The factory in Itatiaia represents the first time a UK automotive group has opened a production centre in Latin America. The move was announced at the end of 2013, and the first bricks were laid the following year. It is already building its first cars, with capacity for 24,000 units in its first full year.
JLR has been selling cars in Brazil for more than 25 years and already has 35 dealers. It claims to be the ‘leading SUV seller’ in Brazil, with the country contributing substantially to an 11 per cent increase in JLR global sales year-on-year.
The factory imports things like engines, bumpers and light units from the UK, but up to 40 per cent of parts will be manufactured locally in Brazil. All cars will comply with the same safety standards as those built in the UK, with a number of senior staff trained on site at the brand’s facilities here in the West Midlands.

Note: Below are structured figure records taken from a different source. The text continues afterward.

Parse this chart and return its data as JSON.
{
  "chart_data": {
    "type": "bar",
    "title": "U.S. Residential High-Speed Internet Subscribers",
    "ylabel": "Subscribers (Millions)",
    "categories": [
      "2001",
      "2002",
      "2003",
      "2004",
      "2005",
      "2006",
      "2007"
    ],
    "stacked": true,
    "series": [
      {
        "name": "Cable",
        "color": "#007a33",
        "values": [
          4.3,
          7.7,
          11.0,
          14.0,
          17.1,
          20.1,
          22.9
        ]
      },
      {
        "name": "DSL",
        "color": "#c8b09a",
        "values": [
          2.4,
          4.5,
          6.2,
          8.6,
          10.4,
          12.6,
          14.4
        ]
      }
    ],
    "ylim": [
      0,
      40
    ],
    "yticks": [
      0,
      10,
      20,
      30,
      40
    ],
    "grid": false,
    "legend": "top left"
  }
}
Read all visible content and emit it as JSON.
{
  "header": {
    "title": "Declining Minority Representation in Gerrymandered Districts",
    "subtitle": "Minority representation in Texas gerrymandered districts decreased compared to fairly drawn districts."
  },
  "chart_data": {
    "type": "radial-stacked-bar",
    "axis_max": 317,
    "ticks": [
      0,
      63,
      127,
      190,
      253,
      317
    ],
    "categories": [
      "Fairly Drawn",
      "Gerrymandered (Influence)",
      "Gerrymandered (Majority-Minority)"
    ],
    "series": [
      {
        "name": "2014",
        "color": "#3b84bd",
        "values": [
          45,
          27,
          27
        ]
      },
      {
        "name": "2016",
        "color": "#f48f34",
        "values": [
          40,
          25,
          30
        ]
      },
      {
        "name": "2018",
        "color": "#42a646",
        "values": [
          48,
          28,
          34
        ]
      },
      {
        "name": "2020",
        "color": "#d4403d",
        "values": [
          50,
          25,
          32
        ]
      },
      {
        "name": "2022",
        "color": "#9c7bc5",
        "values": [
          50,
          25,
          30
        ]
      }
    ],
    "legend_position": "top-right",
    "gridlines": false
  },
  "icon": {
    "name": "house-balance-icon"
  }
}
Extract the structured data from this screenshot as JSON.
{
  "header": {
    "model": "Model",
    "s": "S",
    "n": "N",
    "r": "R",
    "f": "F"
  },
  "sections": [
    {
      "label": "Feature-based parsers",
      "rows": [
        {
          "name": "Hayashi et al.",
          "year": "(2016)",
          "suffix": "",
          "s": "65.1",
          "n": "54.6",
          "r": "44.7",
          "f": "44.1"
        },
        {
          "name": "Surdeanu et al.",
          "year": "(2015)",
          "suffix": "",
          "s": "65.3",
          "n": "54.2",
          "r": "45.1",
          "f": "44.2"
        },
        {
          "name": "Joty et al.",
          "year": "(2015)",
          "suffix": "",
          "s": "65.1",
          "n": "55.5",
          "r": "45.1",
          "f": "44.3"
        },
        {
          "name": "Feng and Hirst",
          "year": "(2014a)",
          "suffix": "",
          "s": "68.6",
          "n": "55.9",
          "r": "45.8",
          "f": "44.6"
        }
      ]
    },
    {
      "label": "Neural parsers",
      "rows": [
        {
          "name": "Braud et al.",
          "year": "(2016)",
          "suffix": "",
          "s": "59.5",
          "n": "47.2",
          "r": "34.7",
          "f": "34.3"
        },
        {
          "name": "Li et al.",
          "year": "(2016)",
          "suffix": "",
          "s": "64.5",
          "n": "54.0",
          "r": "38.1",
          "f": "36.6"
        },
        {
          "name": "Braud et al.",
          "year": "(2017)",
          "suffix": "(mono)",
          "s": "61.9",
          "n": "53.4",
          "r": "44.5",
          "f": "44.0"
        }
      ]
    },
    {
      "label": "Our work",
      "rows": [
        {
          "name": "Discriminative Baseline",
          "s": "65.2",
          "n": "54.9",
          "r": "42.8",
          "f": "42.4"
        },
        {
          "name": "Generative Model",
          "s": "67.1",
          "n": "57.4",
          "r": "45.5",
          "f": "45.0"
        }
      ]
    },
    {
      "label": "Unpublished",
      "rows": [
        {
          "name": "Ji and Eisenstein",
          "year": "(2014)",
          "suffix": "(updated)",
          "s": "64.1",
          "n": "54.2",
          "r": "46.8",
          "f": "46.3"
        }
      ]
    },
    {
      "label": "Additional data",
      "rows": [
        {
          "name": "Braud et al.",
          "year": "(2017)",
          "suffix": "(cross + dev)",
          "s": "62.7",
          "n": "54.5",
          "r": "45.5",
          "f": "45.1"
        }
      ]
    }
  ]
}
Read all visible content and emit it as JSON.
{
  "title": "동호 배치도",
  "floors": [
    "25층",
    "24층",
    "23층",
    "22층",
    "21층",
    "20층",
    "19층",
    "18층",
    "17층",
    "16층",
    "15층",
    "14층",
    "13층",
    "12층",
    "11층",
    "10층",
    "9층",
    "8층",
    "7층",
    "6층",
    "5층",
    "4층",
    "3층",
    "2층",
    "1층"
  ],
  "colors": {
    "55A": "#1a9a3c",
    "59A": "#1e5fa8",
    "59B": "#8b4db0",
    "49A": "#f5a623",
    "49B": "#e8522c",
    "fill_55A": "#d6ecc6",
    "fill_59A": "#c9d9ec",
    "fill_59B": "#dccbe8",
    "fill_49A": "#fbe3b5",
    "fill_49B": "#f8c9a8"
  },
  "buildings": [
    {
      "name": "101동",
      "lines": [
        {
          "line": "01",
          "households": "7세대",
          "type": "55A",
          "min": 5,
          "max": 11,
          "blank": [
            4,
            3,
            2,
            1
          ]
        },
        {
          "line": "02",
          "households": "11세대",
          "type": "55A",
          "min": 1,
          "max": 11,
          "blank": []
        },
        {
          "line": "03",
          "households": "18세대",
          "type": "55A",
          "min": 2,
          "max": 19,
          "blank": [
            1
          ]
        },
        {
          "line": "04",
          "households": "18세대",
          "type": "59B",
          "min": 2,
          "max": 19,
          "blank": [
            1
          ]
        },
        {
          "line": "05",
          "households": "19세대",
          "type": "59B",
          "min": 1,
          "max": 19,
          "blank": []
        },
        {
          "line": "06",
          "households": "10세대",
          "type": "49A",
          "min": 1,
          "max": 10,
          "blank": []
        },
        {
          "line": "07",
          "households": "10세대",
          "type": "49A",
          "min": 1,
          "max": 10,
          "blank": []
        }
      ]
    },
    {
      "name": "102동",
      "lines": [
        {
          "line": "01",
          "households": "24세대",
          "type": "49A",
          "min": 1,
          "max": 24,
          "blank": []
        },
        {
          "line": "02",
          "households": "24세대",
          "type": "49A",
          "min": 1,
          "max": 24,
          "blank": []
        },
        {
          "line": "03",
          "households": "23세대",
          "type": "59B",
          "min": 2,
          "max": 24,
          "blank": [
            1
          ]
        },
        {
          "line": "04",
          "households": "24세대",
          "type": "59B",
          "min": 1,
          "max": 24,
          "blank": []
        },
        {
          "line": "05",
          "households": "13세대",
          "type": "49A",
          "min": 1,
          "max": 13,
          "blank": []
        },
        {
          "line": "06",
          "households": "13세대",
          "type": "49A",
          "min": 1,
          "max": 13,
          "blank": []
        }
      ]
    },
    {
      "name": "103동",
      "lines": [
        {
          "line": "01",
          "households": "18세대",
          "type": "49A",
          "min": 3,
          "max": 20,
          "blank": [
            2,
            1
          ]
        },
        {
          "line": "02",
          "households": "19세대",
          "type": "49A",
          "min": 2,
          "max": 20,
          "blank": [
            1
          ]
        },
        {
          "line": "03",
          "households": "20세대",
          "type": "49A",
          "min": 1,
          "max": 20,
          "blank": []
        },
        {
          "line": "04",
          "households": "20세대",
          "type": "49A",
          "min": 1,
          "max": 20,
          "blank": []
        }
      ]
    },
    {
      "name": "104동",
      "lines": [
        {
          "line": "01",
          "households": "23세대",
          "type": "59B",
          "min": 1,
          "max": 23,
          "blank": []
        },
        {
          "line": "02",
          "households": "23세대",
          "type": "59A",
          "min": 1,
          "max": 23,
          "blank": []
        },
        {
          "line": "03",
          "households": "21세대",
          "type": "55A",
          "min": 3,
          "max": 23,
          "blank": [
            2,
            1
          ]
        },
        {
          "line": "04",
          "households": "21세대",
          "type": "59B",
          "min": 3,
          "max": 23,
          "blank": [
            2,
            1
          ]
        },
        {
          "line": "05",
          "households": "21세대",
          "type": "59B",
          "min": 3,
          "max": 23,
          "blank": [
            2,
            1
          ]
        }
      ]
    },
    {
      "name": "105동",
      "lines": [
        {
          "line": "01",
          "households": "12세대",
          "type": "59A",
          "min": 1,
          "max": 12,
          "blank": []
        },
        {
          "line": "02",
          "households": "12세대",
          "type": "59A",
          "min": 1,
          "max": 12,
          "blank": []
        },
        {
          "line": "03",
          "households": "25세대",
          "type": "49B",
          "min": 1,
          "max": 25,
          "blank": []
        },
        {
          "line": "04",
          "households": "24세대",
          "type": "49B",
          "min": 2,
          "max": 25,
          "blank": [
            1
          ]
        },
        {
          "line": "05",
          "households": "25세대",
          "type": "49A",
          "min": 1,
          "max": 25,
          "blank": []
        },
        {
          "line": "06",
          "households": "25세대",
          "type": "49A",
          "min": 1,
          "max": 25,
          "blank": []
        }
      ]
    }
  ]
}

Around 400 people work on site, with Jaguar Land Rover claiming an additional 1,000 jobs have been created in the wider supply chain. It should help total sales surpass 1m units in the coming years.
Executive director of manufacturing Wolfgang Stadler said: “The opening of Jaguar Land Rover’s new world-class facility in Brazil marks the latest excting milestone in our global expansion.”
The plant also includes JLR’s first overseas ‘Education Business Partnership Centre’, which is said to provide educational activites for up to 12,000 children every year. JLR says it’ll help develop key skills, with the end goal of them pursuing careers within the business.
“We are proud of our strong links that we have established with the communities close to our existing plants and the same is true in Brazil. Our centre is just one step we’re taking to deliver exciting educational programmes to local children of all ages.”